Smoking – One of the most common causes of fires in homes with older adults are the careless use of cigarettes / smoking. It’s so very easy to fall asleep on the sofa or the recliner or in bed with a lit cigarette in your hand.
It only takes a few minutes for a lit cigarette to ignite a fire.
Loose Clothing While Cooking – I can’t tell you how many times I would caution my aunt to stop wearing clothes with long loose sleeves while she cooked over open flames. It seems like such a silly little thing until that sleeve or scarf or shawl catches on fire!
Gas Water Heater – There should be a minimum of 3 feet of cleared space surrounding the gas water heater. If the cover plate has fallen off, please replace it immediately!
Portable Space Heaters – Every winter we hear of fires and deaths that were started by portable space heaters. Again, keep a minimum of 3 feet clearance around these heaters and please don’t use them while sleeping.
Cooktops – Many of us use kitchen towels and oven mitts throughout the cooking process and sometimes we put them down too close to the stove where something is cooking. We often do it without thinking but 23% of home fires (and 9% of deaths) are caused by cooking fires. Don’t become part of these statistics.
NOTE: If any of your clothing does catch on fire – the rule of thumb is to Drop and Roll until the fire is out. If you are physically unable to do this then a fire blanket like the one I mentioned above can be used. But the one thing you shouldn’t do is to run which may only help to spread the fire.
Electrical Cords – Stop using electrical cords or extension cords that are frayed or overloaded. The price of replacing these is minimal compared to the cost of a fire or your life.
Candles – I have an elderly neighbor who enjoys placing candles throughout her home for ambiance. This is beautiful, of course but can be a safety hazard.
If you (or your senior loved one) enjoys this practice I would strongly recommend to replace those traditional candles with battery powered ones. The Enpornk Candles are made out of real wax and they include timers which is great if you have a tendency to forget to turn them off!

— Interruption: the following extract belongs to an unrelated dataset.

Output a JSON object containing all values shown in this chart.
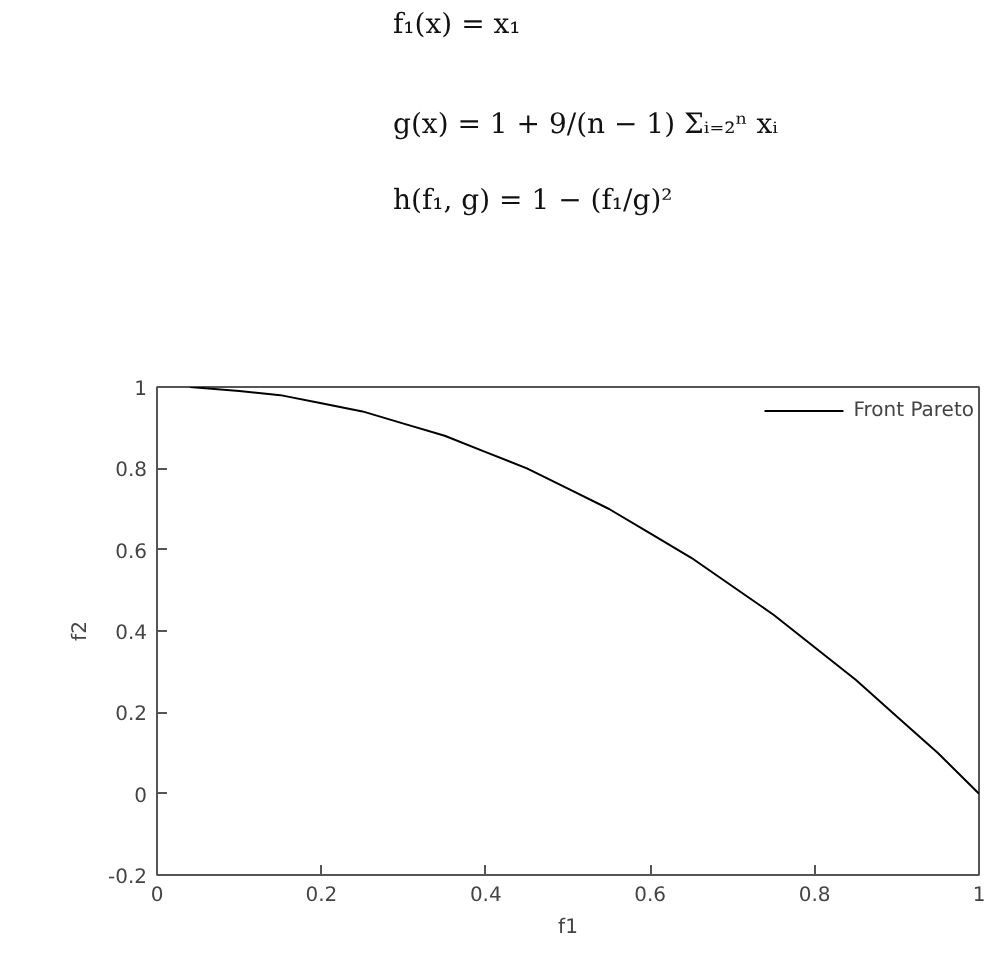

Old Smoke Alarms – There’s no excuse for not maintaining the smoke alarms and carbon dioxide alarms in your home. Test them monthly.

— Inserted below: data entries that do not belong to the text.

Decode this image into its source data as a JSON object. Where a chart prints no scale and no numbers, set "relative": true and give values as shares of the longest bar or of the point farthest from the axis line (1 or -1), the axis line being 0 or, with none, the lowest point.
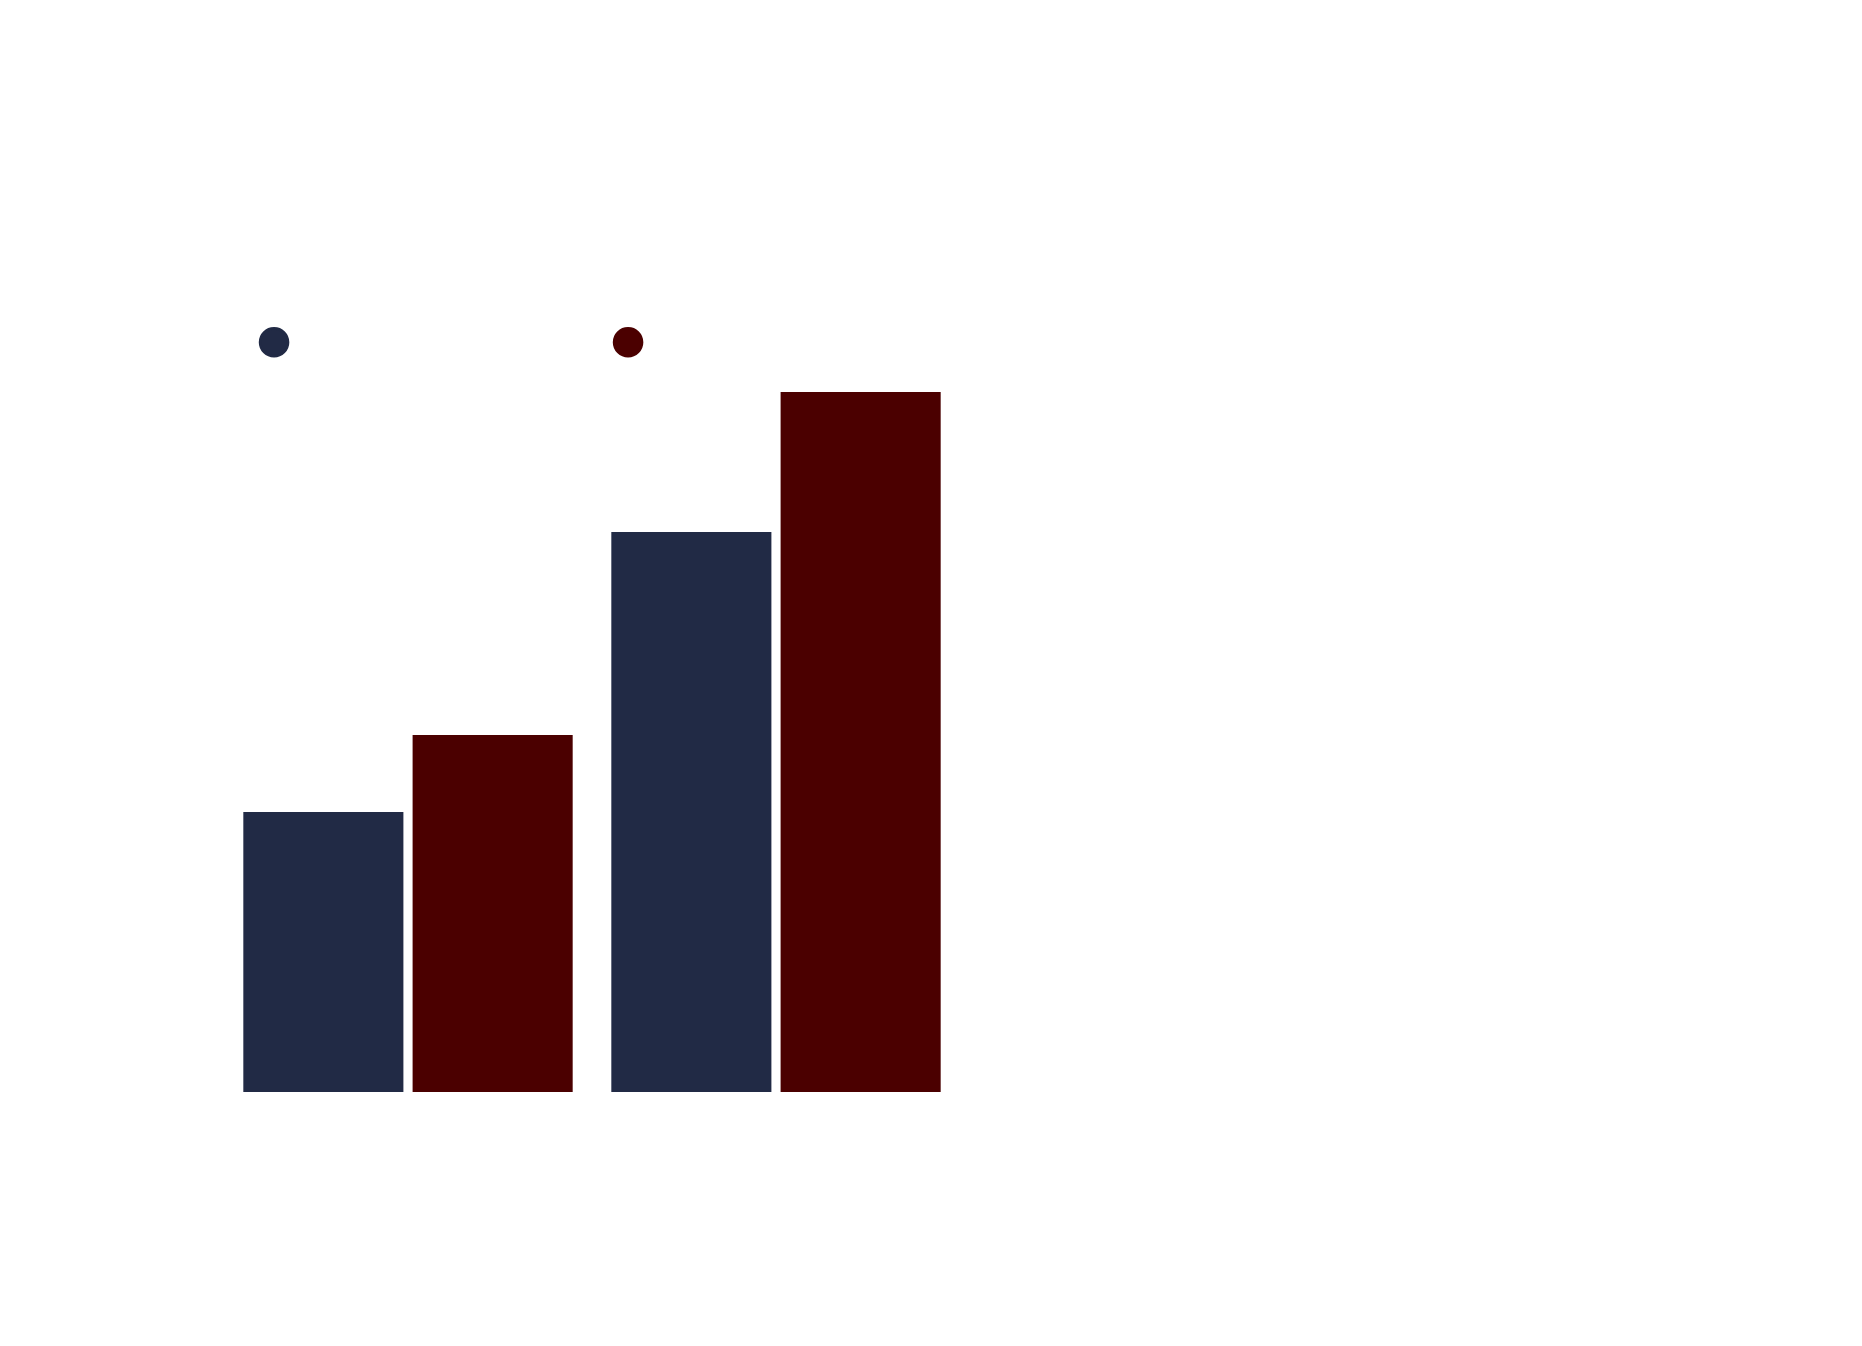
{
  "chart_data": {
    "type": "bar",
    "relative": true,
    "categories": [
      null,
      null
    ],
    "series": [
      {
        "color": "#212a45",
        "values": [
          0.4,
          0.8
        ]
      },
      {
        "color": "#4b0000",
        "values": [
          0.51,
          1
        ]
      }
    ],
    "grid": false
  }
}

Fireplace – If you happen to live in a home with a fireplace – you should have your chimney and fireplace inspected once a year no matter if it’s a wood burning or a gas fireplace.
Dryer Vents – There are approximately 2900 fires each year caused by clothes dryers. You can easily avoid this by simply having your dryer vent ductwork cleaned out at least once a year.
Pet Fire Safety
I’ve written before about the important role that pets play in our lives, and especially the lives of our senior loved ones. So, including them in a fire safety plan is imperative.
Here are my tips on how to best protect your home and your pet from fire.
Keep objects like candles out of your pet’s reach. We all know a good wag of a dog’s tail can knock down most things. Be cognizant of where any items that may ignite a fire such as candles, cigarettes, etc. are located and if your pet can reach them.
Place a pet fire safety sticker by your front door. It will alert the first responders that you have pets inside and how many. You can get free stickers here from the ASPCA.
Include your pet in the fire escape plan. Either designate someone to be responsible to get the pet or keep your furry friend in such a place where they can escape a fire.
I hope that you and any of your loved ones never have to experience the trauma of living through a fire, but I am sure that if you follow these tips you will at least be more prepared than most if it were to happen.